Concerning the methodology of this book, Max E. Riedlsperger wrote:

"Dr. de Zayas first came upon the previously undiscovered 226 volumes of WUSt documents as a Fulbright fellow on leave from his studies in International Law at Harvard. After concluding his legal studies, de Zayas subsequently earned a PhD. in history and the University of Göttingen, where he later became an associate. The Institute supported the research on which this study is based and arranged for the assistance of a Dutch international law specialist, Dr. Walter Rabus...Mindful that the WUSt might have been manipulated by Goebbels's Propaganda Ministry, the authors were punctilious in their verification. They carefully examined the documents for internal consistency and continuity and then verified the reports and testimony, where possible, with judges, medical examiners and witnesses still alive. In addition, they compared WUSt documents with those of other German agencies in seven additional German archives, and with documents in British, Dutch, Swiss, and American archives. In this exhaustive analysis, it becomes clear that the WUSt operated with scrupulous objectivity and therefore that its documents constitute a valuable new source for the study of the conduct of war. This carefully documented administrative history together with its excellent bibliography will therefore become an important introduction to this extensive archive.

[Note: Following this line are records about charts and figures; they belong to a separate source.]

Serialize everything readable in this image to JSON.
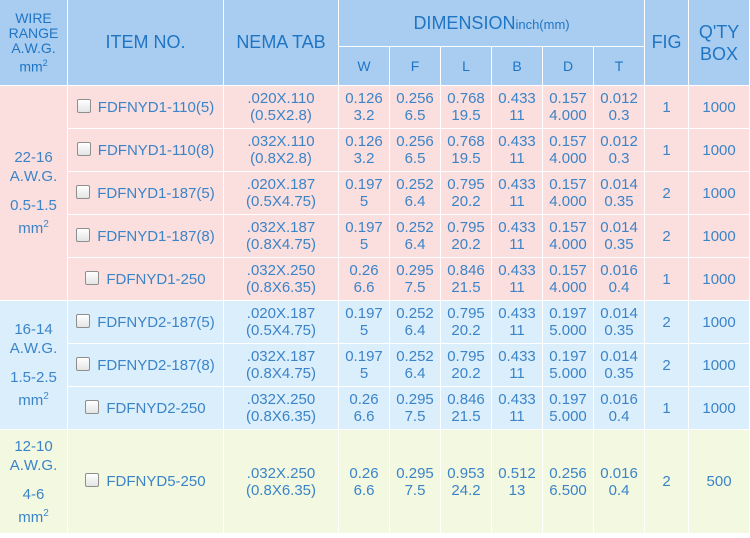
{
  "header": {
    "wire_range": [
      "WIRE",
      "RANGE",
      "A.W.G."
    ],
    "wire_unit": "mm",
    "wire_unit_sup": "2",
    "item_no": "ITEM NO.",
    "nema_tab": "NEMA TAB",
    "dimension": "DIMENSION",
    "dimension_unit": "inch(mm)",
    "dims": [
      "W",
      "F",
      "L",
      "B",
      "D",
      "T"
    ],
    "fig": "FIG",
    "qty": [
      "Q'TY",
      "BOX"
    ]
  },
  "groups": [
    {
      "wire": [
        "22-16",
        "A.W.G.",
        "0.5-1.5",
        "mm",
        "2"
      ],
      "rows": [
        {
          "item": "FDFNYD1-110(5)",
          "nema": [
            ".020X.110",
            "(0.5X2.8)"
          ],
          "W": [
            "0.126",
            "3.2"
          ],
          "F": [
            "0.256",
            "6.5"
          ],
          "L": [
            "0.768",
            "19.5"
          ],
          "B": [
            "0.433",
            "11"
          ],
          "D": [
            "0.157",
            "4.000"
          ],
          "T": [
            "0.012",
            "0.3"
          ],
          "fig": "1",
          "qty": "1000"
        },
        {
          "item": "FDFNYD1-110(8)",
          "nema": [
            ".032X.110",
            "(0.8X2.8)"
          ],
          "W": [
            "0.126",
            "3.2"
          ],
          "F": [
            "0.256",
            "6.5"
          ],
          "L": [
            "0.768",
            "19.5"
          ],
          "B": [
            "0.433",
            "11"
          ],
          "D": [
            "0.157",
            "4.000"
          ],
          "T": [
            "0.012",
            "0.3"
          ],
          "fig": "1",
          "qty": "1000"
        },
        {
          "item": "FDFNYD1-187(5)",
          "nema": [
            ".020X.187",
            "(0.5X4.75)"
          ],
          "W": [
            "0.197",
            "5"
          ],
          "F": [
            "0.252",
            "6.4"
          ],
          "L": [
            "0.795",
            "20.2"
          ],
          "B": [
            "0.433",
            "11"
          ],
          "D": [
            "0.157",
            "4.000"
          ],
          "T": [
            "0.014",
            "0.35"
          ],
          "fig": "2",
          "qty": "1000"
        },
        {
          "item": "FDFNYD1-187(8)",
          "nema": [
            ".032X.187",
            "(0.8X4.75)"
          ],
          "W": [
            "0.197",
            "5"
          ],
          "F": [
            "0.252",
            "6.4"
          ],
          "L": [
            "0.795",
            "20.2"
          ],
          "B": [
            "0.433",
            "11"
          ],
          "D": [
            "0.157",
            "4.000"
          ],
          "T": [
            "0.014",
            "0.35"
          ],
          "fig": "2",
          "qty": "1000"
        },
        {
          "item": "FDFNYD1-250",
          "nema": [
            ".032X.250",
            "(0.8X6.35)"
          ],
          "W": [
            "0.26",
            "6.6"
          ],
          "F": [
            "0.295",
            "7.5"
          ],
          "L": [
            "0.846",
            "21.5"
          ],
          "B": [
            "0.433",
            "11"
          ],
          "D": [
            "0.157",
            "4.000"
          ],
          "T": [
            "0.016",
            "0.4"
          ],
          "fig": "1",
          "qty": "1000"
        }
      ]
    },
    {
      "wire": [
        "16-14",
        "A.W.G.",
        "1.5-2.5",
        "mm",
        "2"
      ],
      "rows": [
        {
          "item": "FDFNYD2-187(5)",
          "nema": [
            ".020X.187",
            "(0.5X4.75)"
          ],
          "W": [
            "0.197",
            "5"
          ],
          "F": [
            "0.252",
            "6.4"
          ],
          "L": [
            "0.795",
            "20.2"
          ],
          "B": [
            "0.433",
            "11"
          ],
          "D": [
            "0.197",
            "5.000"
          ],
          "T": [
            "0.014",
            "0.35"
          ],
          "fig": "2",
          "qty": "1000"
        },
        {
          "item": "FDFNYD2-187(8)",
          "nema": [
            ".032X.187",
            "(0.8X4.75)"
          ],
          "W": [
            "0.197",
            "5"
          ],
          "F": [
            "0.252",
            "6.4"
          ],
          "L": [
            "0.795",
            "20.2"
          ],
          "B": [
            "0.433",
            "11"
          ],
          "D": [
            "0.197",
            "5.000"
          ],
          "T": [
            "0.014",
            "0.35"
          ],
          "fig": "2",
          "qty": "1000"
        },
        {
          "item": "FDFNYD2-250",
          "nema": [
            ".032X.250",
            "(0.8X6.35)"
          ],
          "W": [
            "0.26",
            "6.6"
          ],
          "F": [
            "0.295",
            "7.5"
          ],
          "L": [
            "0.846",
            "21.5"
          ],
          "B": [
            "0.433",
            "11"
          ],
          "D": [
            "0.197",
            "5.000"
          ],
          "T": [
            "0.016",
            "0.4"
          ],
          "fig": "1",
          "qty": "1000"
        }
      ]
    },
    {
      "wire": [
        "12-10",
        "A.W.G.",
        "4-6",
        "mm",
        "2"
      ],
      "rows": [
        {
          "item": "FDFNYD5-250",
          "nema": [
            ".032X.250",
            "(0.8X6.35)"
          ],
          "W": [
            "0.26",
            "6.6"
          ],
          "F": [
            "0.295",
            "7.5"
          ],
          "L": [
            "0.953",
            "24.2"
          ],
          "B": [
            "0.512",
            "13"
          ],
          "D": [
            "0.256",
            "6.500"
          ],
          "T": [
            "0.016",
            "0.4"
          ],
          "fig": "2",
          "qty": "500"
        }
      ]
    }
  ],
  "colors": {
    "header_bg": "#a9cdf0",
    "header_text": "#1f75c4",
    "body_text": "#3b84c8",
    "group1_bg": "#fbdede",
    "group2_bg": "#dbeefb",
    "group3_bg": "#f3f8e1"
  },
  "icons": {
    "row_select": "checkbox-icon"
  }
}
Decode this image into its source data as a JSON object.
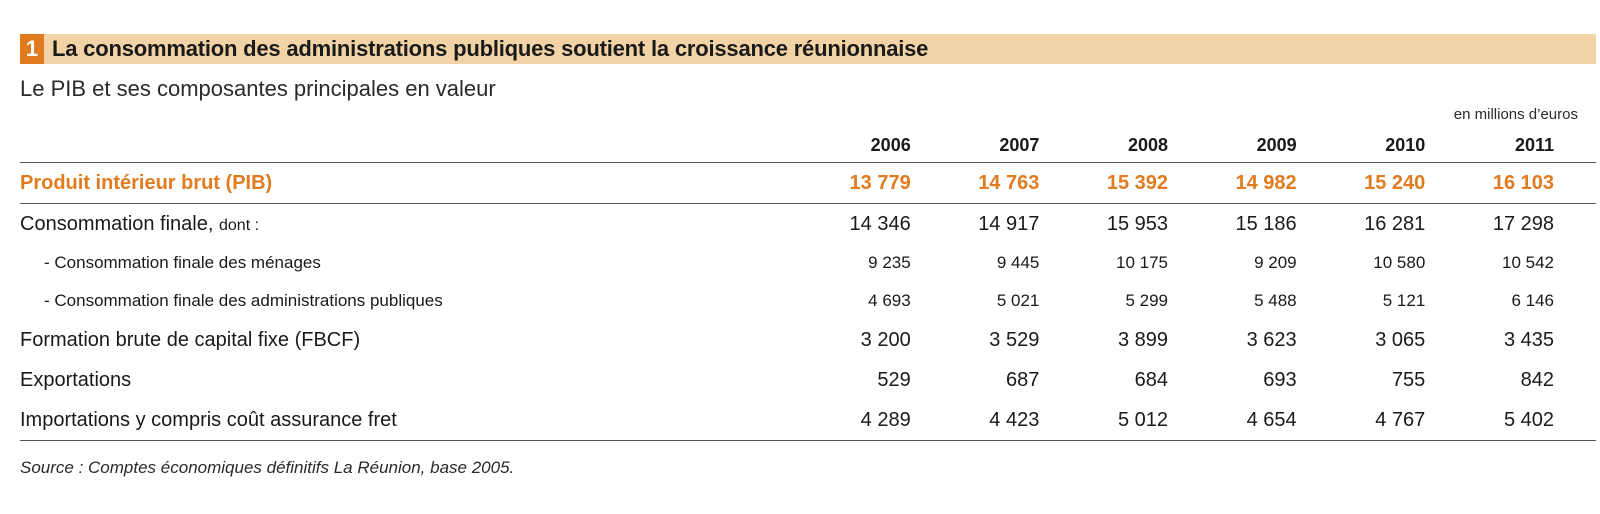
{
  "title": {
    "number": "1",
    "text": "La consommation des administrations publiques soutient la croissance réunionnaise"
  },
  "subtitle": "Le PIB et ses composantes principales en valeur",
  "unit": "en millions d’euros",
  "years": [
    "2006",
    "2007",
    "2008",
    "2009",
    "2010",
    "2011"
  ],
  "pib": {
    "label": "Produit intérieur brut (PIB)",
    "values": [
      "13 779",
      "14 763",
      "15 392",
      "14 982",
      "15 240",
      "16 103"
    ]
  },
  "consommation": {
    "label": "Consommation finale,",
    "suffix": "dont :",
    "values": [
      "14 346",
      "14 917",
      "15 953",
      "15 186",
      "16 281",
      "17 298"
    ]
  },
  "menages": {
    "label": "- Consommation finale des ménages",
    "values": [
      "9 235",
      "9 445",
      "10 175",
      "9 209",
      "10 580",
      "10 542"
    ]
  },
  "apu": {
    "label": "- Consommation finale des administrations publiques",
    "values": [
      "4 693",
      "5 021",
      "5 299",
      "5 488",
      "5 121",
      "6 146"
    ]
  },
  "fbcf": {
    "label": "Formation brute de capital fixe (FBCF)",
    "values": [
      "3 200",
      "3 529",
      "3 899",
      "3 623",
      "3 065",
      "3 435"
    ]
  },
  "exportations": {
    "label": "Exportations",
    "values": [
      "529",
      "687",
      "684",
      "693",
      "755",
      "842"
    ]
  },
  "importations": {
    "label": "Importations y compris coût assurance fret",
    "values": [
      "4 289",
      "4 423",
      "5 012",
      "4 654",
      "4 767",
      "5 402"
    ]
  },
  "source": "Source : Comptes économiques définitifs La Réunion, base 2005.",
  "colors": {
    "accent": "#e07b1f",
    "title_band": "#f1d3a6"
  }
}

The Wehrmacht-Untersuchungsstelle is at once an interesting history of an internal agency of the Third Reich and an important archival and historiographical contribution to the study of the war." German Studies Review, Vol. 4, No. 1 (Feb., 1981), pp. 150–151.

The book was positively reviewed in the German Press, including by Andreas Hillgruber in the Historische Zeitschrift, in the weekly DIE ZEIT and in the SPIEGEL.